Later, his uncle tells him what happened. How he got in between Zuko and his father, preventing the man who was supposed to love him from burning more than just his face. How Zuko and Iroh were banished, sent on a quest to find the Avatar. _Find me the Avatar,_ Ozai had written on the scroll. _Find me the Avatar and restore your honor, or die a worthless fool._

His uncle comes in close, eyes soft and gentle. "My boy," Uncle Iroh says. "What my brother did to you was cruel. You should not have been punished for standing up for the soldiers. What my brother did-" he shudders, and a tear leaks out of his eyes "-was unforgivable."

(Uncle Iroh's eyes are a soft gold, like the gold that licks at the edges of a flame. Gentle and buttery, so different from the angry sclera of his father's eyes. So different from Ozai, so similar to Zuko's.)
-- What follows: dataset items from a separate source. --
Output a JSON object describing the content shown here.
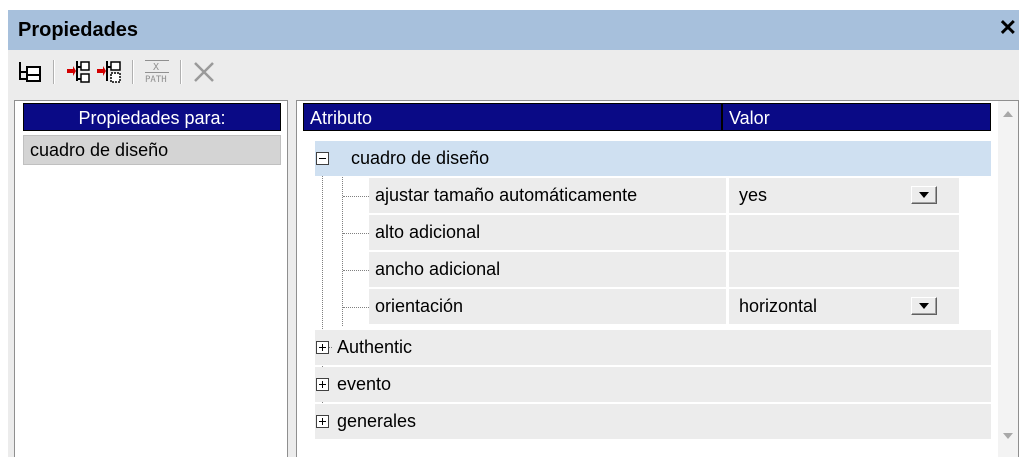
{
  "window": {
    "title": "Propiedades",
    "close_glyph": "✕"
  },
  "toolbar": {
    "buttons": [
      {
        "icon": "tree-view-icon"
      },
      {
        "icon": "insert-element-icon"
      },
      {
        "icon": "insert-element-alt-icon"
      },
      {
        "icon": "xpath-icon",
        "label": "PATH"
      },
      {
        "icon": "delete-icon"
      }
    ]
  },
  "left_panel": {
    "header": "Propiedades para:",
    "items": [
      "cuadro de diseño"
    ]
  },
  "grid": {
    "headers": {
      "attribute": "Atributo",
      "value": "Valor"
    },
    "group_expanded": "cuadro de diseño",
    "rows": [
      {
        "attribute": "ajustar tamaño automáticamente",
        "value": "yes",
        "has_dropdown": true
      },
      {
        "attribute": "alto adicional",
        "value": "",
        "has_dropdown": false
      },
      {
        "attribute": "ancho adicional",
        "value": "",
        "has_dropdown": false
      },
      {
        "attribute": "orientación",
        "value": "horizontal",
        "has_dropdown": true
      }
    ],
    "collapsed_groups": [
      "Authentic",
      "evento",
      "generales"
    ]
  },
  "colors": {
    "titlebar": "#a7c0dc",
    "header_bg": "#0a0a86",
    "group_selected": "#cfe0f1",
    "row_bg": "#ececec"
  }
}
Zuko looks at his uncle, blinking away the tears that have threatened to pool over. His uncle smiles, soft, brilliant, and places a tender hand on Zuko's bare shoulder, brushes his fingers down his arm, and-

Zuko gasps, heat flooding through his arm. His uncle jerks, mouth dropping open in astonishment, and drops to his knees, clutching at his left calf. It's not pain that overwhelms them, no, not quite pain. Zuko doesn't know how to describe it, but there's an outstanding pressure taking over his breath and crushing his lungs, and he watches, slack jawed, as a blooming dahlia of baby pink blushes across his inner arm.

And just like that, he knows. His uncle is his platonic soulmate. And when his uncle lifts the leg of his trousers to expose three little stars blushing baby pink down his calf, he lets the tears fall. "Uncle," is what he says, and then Iroh is pulling him close, cupping his head and pressing his lips to Zuko's bandaged cheek.
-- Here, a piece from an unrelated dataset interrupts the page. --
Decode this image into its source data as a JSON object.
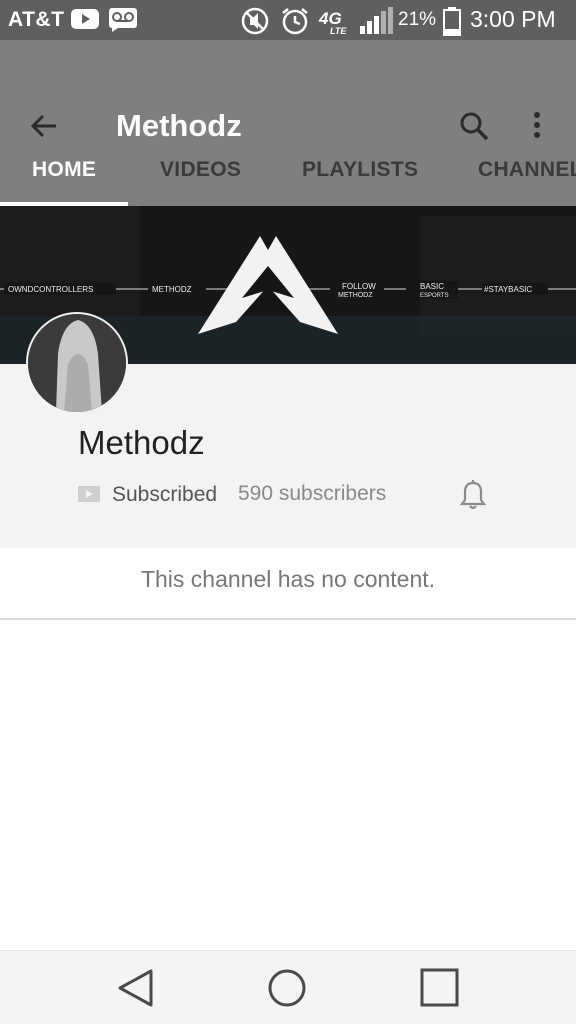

(It's strange how he knows, how Zuko can just know his uncle is his platonic soulmate. Like his soul is a puzzle, and his uncle makes up all the pieces that surround his heart, builds the foundation that keeps him grounded. Not quite the one piece that fits perfectly in the place where his heart beats, but rather the parts that bind his soul into one sound being.)

"I've always known," his uncle says softly, and pulls away, cups Zuko's face and stares lovingly into his eyes. "It's been you."

"Uncle," Zuko whispers. He looks down at the dahlia on his arm, _long lasting commitment,_ his mother had told him. A love that's loyal, a bond that will never waver. "How?"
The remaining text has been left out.